A Workplace Relations Commission adjudication hearing has been halted after the respondent’s witness joined the video call from a busy train.
The adjudication officer in Ireland – equivalent to an employment tribunal judge in Britain – said it “would not be satisfactory to continue” the hearing due to background noise.
The hearing into Kate Rellis’s case, a complaint under the Payment of Wages Act 1991 against South East Technological University Student Union (SETUSU), was being held by video conference yesterday but was soon adjourned.
SETUSU president Erin Foley had joined the adjudication hearing from a car, while the union’s welfare officer Lucy Kate Bosch dialled in from a moving train.

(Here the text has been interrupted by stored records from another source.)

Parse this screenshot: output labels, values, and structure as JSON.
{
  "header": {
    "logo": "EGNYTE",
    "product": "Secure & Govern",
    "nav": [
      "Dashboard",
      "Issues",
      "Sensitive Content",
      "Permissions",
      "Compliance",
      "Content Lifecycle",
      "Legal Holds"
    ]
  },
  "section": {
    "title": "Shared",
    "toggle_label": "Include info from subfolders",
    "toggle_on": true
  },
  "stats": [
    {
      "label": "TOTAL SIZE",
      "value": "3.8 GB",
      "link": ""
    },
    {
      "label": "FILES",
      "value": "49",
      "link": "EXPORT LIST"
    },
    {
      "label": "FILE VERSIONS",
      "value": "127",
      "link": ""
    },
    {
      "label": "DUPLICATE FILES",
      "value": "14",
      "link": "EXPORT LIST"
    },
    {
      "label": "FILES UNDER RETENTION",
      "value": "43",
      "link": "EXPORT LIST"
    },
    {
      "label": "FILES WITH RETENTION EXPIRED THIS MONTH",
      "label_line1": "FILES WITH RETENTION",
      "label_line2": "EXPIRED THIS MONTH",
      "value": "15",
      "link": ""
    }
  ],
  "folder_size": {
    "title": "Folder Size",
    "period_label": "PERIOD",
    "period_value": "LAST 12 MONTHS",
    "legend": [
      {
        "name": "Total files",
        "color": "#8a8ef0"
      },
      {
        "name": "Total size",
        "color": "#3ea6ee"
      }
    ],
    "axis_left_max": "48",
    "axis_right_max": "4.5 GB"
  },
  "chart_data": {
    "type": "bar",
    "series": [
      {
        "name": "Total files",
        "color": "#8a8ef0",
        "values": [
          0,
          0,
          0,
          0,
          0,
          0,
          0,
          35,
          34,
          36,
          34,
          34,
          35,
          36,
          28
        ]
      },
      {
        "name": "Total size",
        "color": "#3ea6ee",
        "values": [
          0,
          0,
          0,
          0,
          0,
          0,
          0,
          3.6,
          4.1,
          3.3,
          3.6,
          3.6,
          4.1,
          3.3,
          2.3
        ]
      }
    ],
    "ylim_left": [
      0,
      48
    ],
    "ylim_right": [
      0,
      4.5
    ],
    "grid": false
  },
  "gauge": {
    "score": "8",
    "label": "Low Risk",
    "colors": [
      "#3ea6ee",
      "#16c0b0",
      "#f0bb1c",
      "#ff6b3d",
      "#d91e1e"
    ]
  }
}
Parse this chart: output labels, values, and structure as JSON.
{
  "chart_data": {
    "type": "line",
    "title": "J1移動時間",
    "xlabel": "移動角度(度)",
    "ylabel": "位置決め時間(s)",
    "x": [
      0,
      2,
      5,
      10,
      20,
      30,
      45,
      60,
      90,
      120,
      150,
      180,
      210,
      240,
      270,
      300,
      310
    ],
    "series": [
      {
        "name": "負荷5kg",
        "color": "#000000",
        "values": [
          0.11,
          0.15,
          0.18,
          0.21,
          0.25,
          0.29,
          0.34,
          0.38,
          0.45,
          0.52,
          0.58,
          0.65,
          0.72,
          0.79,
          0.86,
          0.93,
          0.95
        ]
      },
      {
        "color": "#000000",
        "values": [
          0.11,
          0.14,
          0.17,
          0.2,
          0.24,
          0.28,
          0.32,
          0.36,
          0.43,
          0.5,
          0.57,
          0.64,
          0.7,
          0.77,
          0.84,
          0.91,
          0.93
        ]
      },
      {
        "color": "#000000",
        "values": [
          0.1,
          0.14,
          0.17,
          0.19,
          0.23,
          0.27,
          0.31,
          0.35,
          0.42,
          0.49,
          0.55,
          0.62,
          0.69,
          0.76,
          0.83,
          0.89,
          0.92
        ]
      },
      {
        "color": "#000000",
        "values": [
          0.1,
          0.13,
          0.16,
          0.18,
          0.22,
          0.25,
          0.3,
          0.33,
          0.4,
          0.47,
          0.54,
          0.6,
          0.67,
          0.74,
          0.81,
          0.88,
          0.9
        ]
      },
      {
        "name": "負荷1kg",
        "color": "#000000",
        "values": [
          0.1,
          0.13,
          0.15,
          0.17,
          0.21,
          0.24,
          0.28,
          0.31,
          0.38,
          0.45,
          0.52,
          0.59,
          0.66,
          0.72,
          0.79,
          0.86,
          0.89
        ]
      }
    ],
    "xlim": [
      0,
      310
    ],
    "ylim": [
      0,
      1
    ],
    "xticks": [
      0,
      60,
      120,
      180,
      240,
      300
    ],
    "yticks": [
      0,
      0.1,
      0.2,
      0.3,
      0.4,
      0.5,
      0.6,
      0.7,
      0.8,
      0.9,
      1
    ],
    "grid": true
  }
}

RTÉ reported that adjudication officer Gaye Cunningham said: “While we say that our hearings are otherwise than in private… our hearings are not being held in public streets or transit. When you go off mute, I seem to be hearing other passengers in the train.”
“I apologise for the noise. I’m currently travelling to Galway for work at the moment,” Bosch said.
Cunningham said: “I can hear a lot of background noise. I can’t continue a hearing in the circumstances.”
Cunningham told the SETUSU officers: “You could have applied for a postponement. If a person is not available to take part in a hearing in what I’d call a safe setting, I can’t continue.
“It’s not satisfactory that people are in a train where it’s very noisy,” she added.
“You might as well be out on the main street. You must be in a fairly safe setting, an office setting, on the next date. I’d appreciate if the respondents would pay attention to the fact that you need to be in a reasonably formal setting. We’ll resume as soon as we can,” the adjudicator said.
She adjourned the hearing, saying it would be rescheduled as soon as possible.